John Castillo bounds into a doorway, up a flight of stairs, through backroom offices, to an archway over the entrance.
A mountain three stories tall and covered with wildlife rises in the distance. Trees flame in autumn reds and yellows. Trout swim in a pond at the foot of a cascading stream. Beyond the mountain, in filtered sunlight, a yellow float plane arcs through the sky.
Directly in front of Castillo, 15 geese appear to be headed for a landing. To the right, a bull moose is frozen in a grazing posture, its mouth biting down on grass. Below and beyond, 390 game animals, elephant to hammerhead, seem to gaze back at the humans who gaze at them. In the distance, not one but two shooting galleries add a carnival feel to the scene — plus an archery range for those who want to tune up for deer season.
Oh yes, there's a store down there too. That's the point after all, and it cannot be missed.
More than three football fields of retail acreage — 185,000 square feet — sprawl across a prairie-sized main floor with a smaller balcony yonder, and a circus-sized tent outside for sale items. On the right, guns sprout forest-like from hundreds of feet of casements. To the left, more water — aquariums totaling 55,000 gallons with an array of live game fish, most notably a surfboard-sized musky with a glower on its face — and enough lures, flies, artificial worms and bait to get a rise out of everything that swims in Minnesota's 10,000 lakes.
This is Cabela's.
And this is Cabela's multimillion-dollar vision of the future of the outdoors.

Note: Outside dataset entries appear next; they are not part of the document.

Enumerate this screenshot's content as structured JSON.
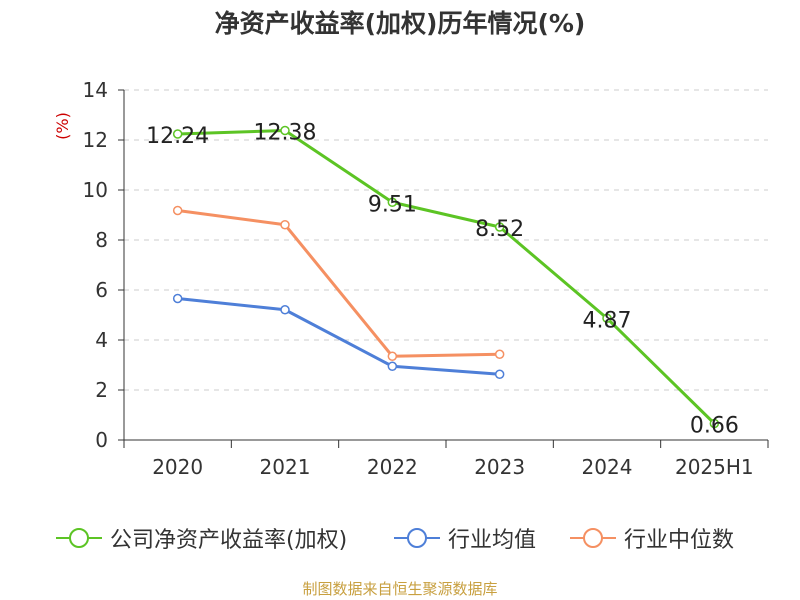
{
  "chart_data": {
    "type": "line",
    "title": "净资产收益率(加权)历年情况(%)",
    "ylabel": "(%)",
    "xlabel": "",
    "categories": [
      "2020",
      "2021",
      "2022",
      "2023",
      "2024",
      "2025H1"
    ],
    "ylim": [
      0,
      14
    ],
    "yticks": [
      0,
      2,
      4,
      6,
      8,
      10,
      12,
      14
    ],
    "grid": true,
    "legend_position": "bottom",
    "series": [
      {
        "name": "公司净资产收益率(加权)",
        "color": "#5cc424",
        "values": [
          12.24,
          12.38,
          9.51,
          8.52,
          4.87,
          0.66
        ],
        "labels": [
          "12.24",
          "12.38",
          "9.51",
          "8.52",
          "4.87",
          "0.66"
        ]
      },
      {
        "name": "行业均值",
        "color": "#4e7fd8",
        "values": [
          5.66,
          5.21,
          2.95,
          2.63,
          null,
          null
        ]
      },
      {
        "name": "行业中位数",
        "color": "#f59062",
        "values": [
          9.18,
          8.61,
          3.35,
          3.43,
          null,
          null
        ]
      }
    ]
  },
  "source_note": "制图数据来自恒生聚源数据库"
}
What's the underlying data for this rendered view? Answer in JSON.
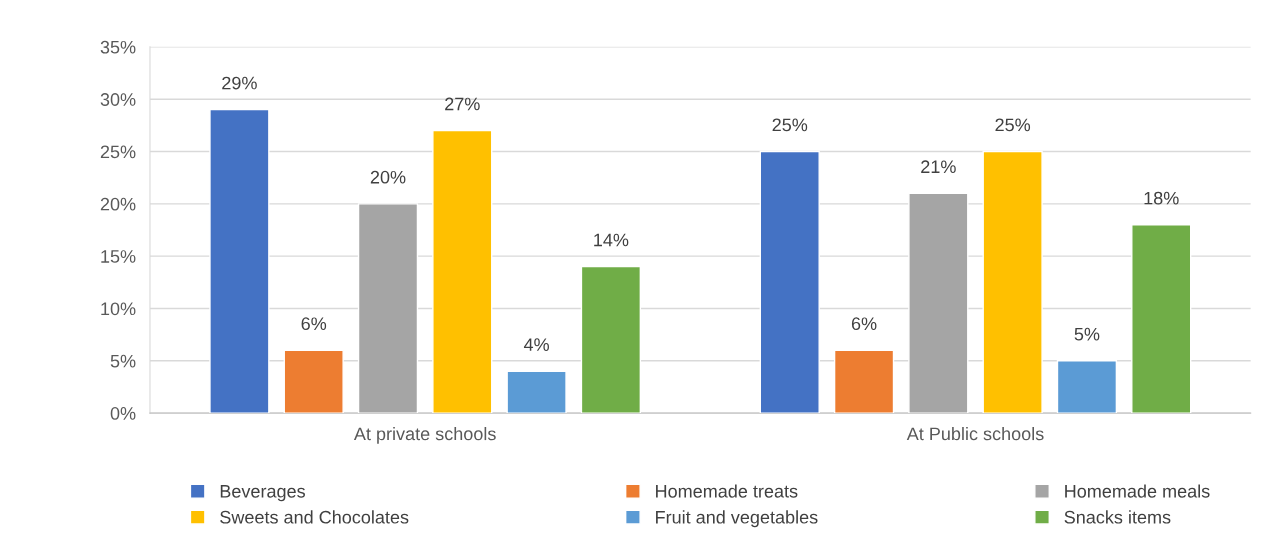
{
  "chart_data": {
    "type": "bar",
    "categories": [
      "At private schools",
      "At Public schools"
    ],
    "series": [
      {
        "name": "Beverages",
        "color": "#4472c4",
        "values": [
          29,
          25
        ],
        "value_labels": [
          "29%",
          "25%"
        ]
      },
      {
        "name": "Homemade treats",
        "color": "#ed7d31",
        "values": [
          6,
          6
        ],
        "value_labels": [
          "6%",
          "6%"
        ]
      },
      {
        "name": "Homemade meals",
        "color": "#a5a5a5",
        "values": [
          20,
          21
        ],
        "value_labels": [
          "20%",
          "21%"
        ]
      },
      {
        "name": "Sweets and Chocolates",
        "color": "#ffc000",
        "values": [
          27,
          25
        ],
        "value_labels": [
          "27%",
          "25%"
        ]
      },
      {
        "name": "Fruit and vegetables",
        "color": "#5b9bd5",
        "values": [
          4,
          5
        ],
        "value_labels": [
          "4%",
          "5%"
        ]
      },
      {
        "name": "Snacks items",
        "color": "#70ad47",
        "values": [
          14,
          18
        ],
        "value_labels": [
          "14%",
          "18%"
        ]
      }
    ],
    "ylim": [
      0,
      35
    ],
    "yticks": [
      {
        "value": 0,
        "label": "0%"
      },
      {
        "value": 5,
        "label": "5%"
      },
      {
        "value": 10,
        "label": "10%"
      },
      {
        "value": 15,
        "label": "15%"
      },
      {
        "value": 20,
        "label": "20%"
      },
      {
        "value": 25,
        "label": "25%"
      },
      {
        "value": 30,
        "label": "30%"
      },
      {
        "value": 35,
        "label": "35%"
      }
    ],
    "grid": "y",
    "legend": "bottom"
  }
}
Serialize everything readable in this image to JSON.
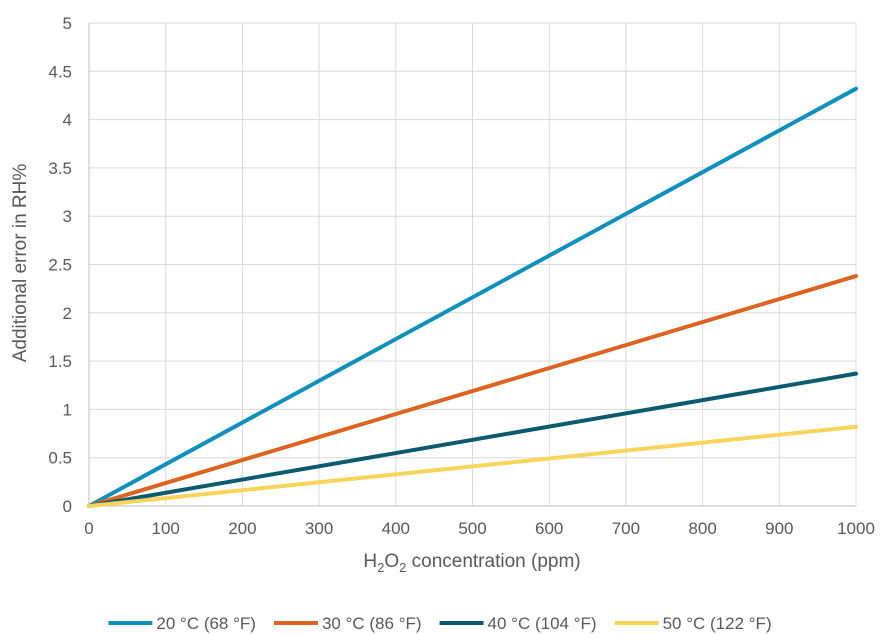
{
  "chart_data": {
    "type": "line",
    "xlabel": {
      "prefix": "H",
      "sub1": "2",
      "mid": "O",
      "sub2": "2",
      "suffix": " concentration (ppm)"
    },
    "ylabel": "Additional error in RH%",
    "xlim": [
      0,
      1000
    ],
    "ylim": [
      0,
      5
    ],
    "x_ticks": [
      0,
      100,
      200,
      300,
      400,
      500,
      600,
      700,
      800,
      900,
      1000
    ],
    "y_ticks": [
      "0",
      "0.5",
      "1",
      "1.5",
      "2",
      "2.5",
      "3",
      "3.5",
      "4",
      "4.5",
      "5"
    ],
    "grid": true,
    "legend_position": "bottom",
    "series": [
      {
        "name": "20 °C (68 °F)",
        "color": "#0e8fbd",
        "x": [
          0,
          1000
        ],
        "y": [
          0,
          4.32
        ]
      },
      {
        "name": "30 °C (86 °F)",
        "color": "#dd6321",
        "x": [
          0,
          1000
        ],
        "y": [
          0,
          2.38
        ]
      },
      {
        "name": "40 °C (104 °F)",
        "color": "#0b5a6e",
        "x": [
          0,
          1000
        ],
        "y": [
          0,
          1.37
        ]
      },
      {
        "name": "50 °C (122 °F)",
        "color": "#f7d45a",
        "x": [
          0,
          1000
        ],
        "y": [
          0,
          0.82
        ]
      }
    ]
  }
}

Looming alongside Interstate 94 west of Minneapolis in the fashion of a stone-and-log national park lodge, only on a scale of acres rather than square feet, this store, barely a month old, is the latest in a new breed of gigantic entertainment trading posts to sprout up in the U.S. — a trend that flies in the face of the popular belief that ours is becoming a virtual world of commerce via the Web.

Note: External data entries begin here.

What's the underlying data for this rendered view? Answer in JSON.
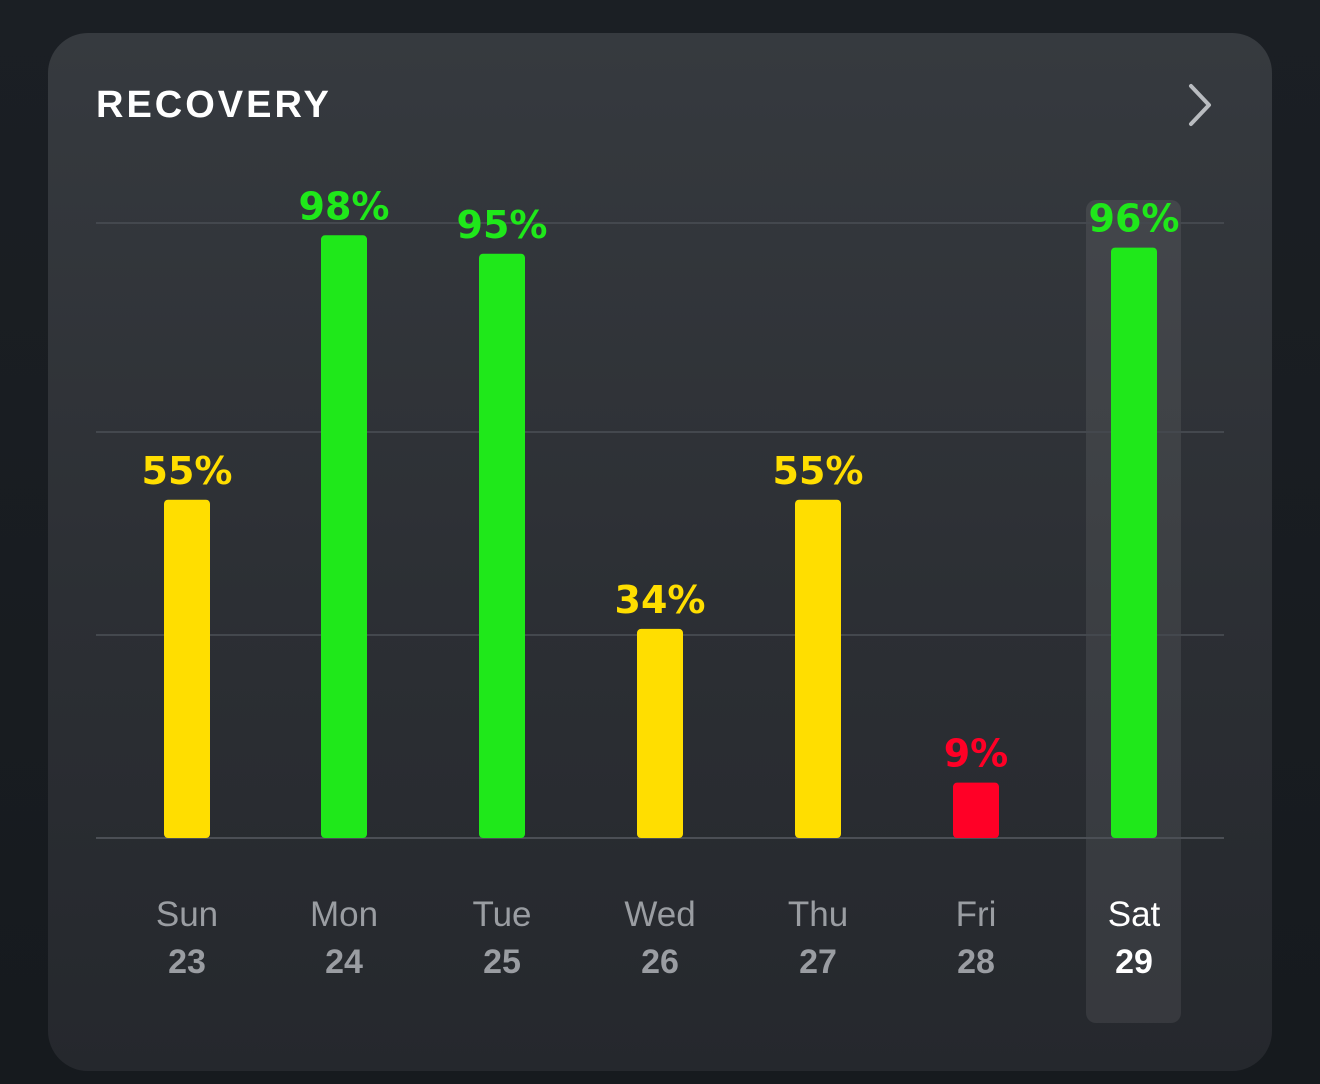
{
  "card": {
    "title": "RECOVERY",
    "chevron_icon": "chevron-right-icon"
  },
  "chart_data": {
    "type": "bar",
    "title": "RECOVERY",
    "ylim": [
      0,
      100
    ],
    "grid": true,
    "categories": [
      "Sun",
      "Mon",
      "Tue",
      "Wed",
      "Thu",
      "Fri",
      "Sat"
    ],
    "dates": [
      "23",
      "24",
      "25",
      "26",
      "27",
      "28",
      "29"
    ],
    "values": [
      55,
      98,
      95,
      34,
      55,
      9,
      96
    ],
    "labels": [
      "55%",
      "98%",
      "95%",
      "34%",
      "55%",
      "9%",
      "96%"
    ],
    "colors": [
      "#ffde00",
      "#1fe81a",
      "#1fe81a",
      "#ffde00",
      "#ffde00",
      "#ff0026",
      "#1fe81a"
    ],
    "selected_index": 6
  }
}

A 44-year-old catalog company for hunters, fishermen and campers, Cabela's — and its arch rival, Bass Pro Shops — are filling in the map of the United States with Boone and Crockett-size "destination" retail emporiums. Shop, play, hang out, gawk, go shootin' if you wish, have lunch and maybe learn a thing or two — and never get your boots muddy.
The great outdoors, we might say, is coming to an indoors location near you.

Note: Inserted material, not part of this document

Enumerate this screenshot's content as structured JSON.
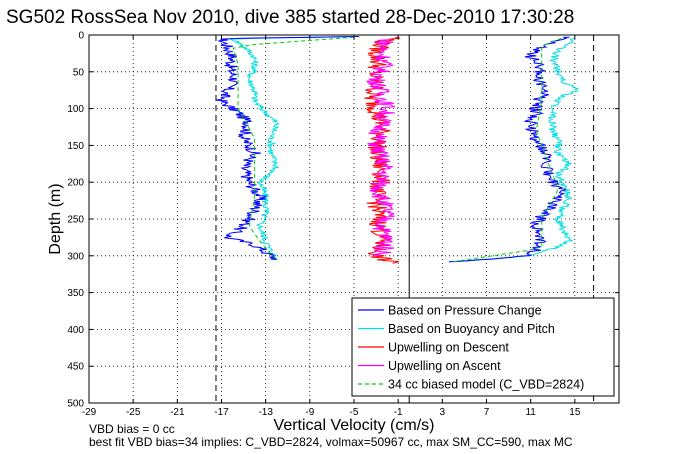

THE mountain men called them their "possibles" — the essential possessions that make outdoor pursuits possible.
If we recall that interval of history, we remember that the early 19th century mountain men and the Native Americans who befriended them ventured out of the woods periodically to gather at a rendezvous for the purpose of trading: their outdoor labors — furs, pelts, food — for outdoor gear. It was a rollicking time, and few wanted to miss it.
Today, the circle of time has closed back on the past. Once again the trade in possibles has become a spectacle to draw people from afar. The rendezvous has returned, 21st century style.
"On any given day, half our customers come from farther than 100 miles away some from around the country and some from around the world," Castillo explains. "The average visit lasts about four hours."
Of course, what's possible these days in terms of possibles is something else again. And there's nothing like a visit to Cabela's to remind one of the industriousness, the breathtaking inventiveness, the sheer wackiness of our culture.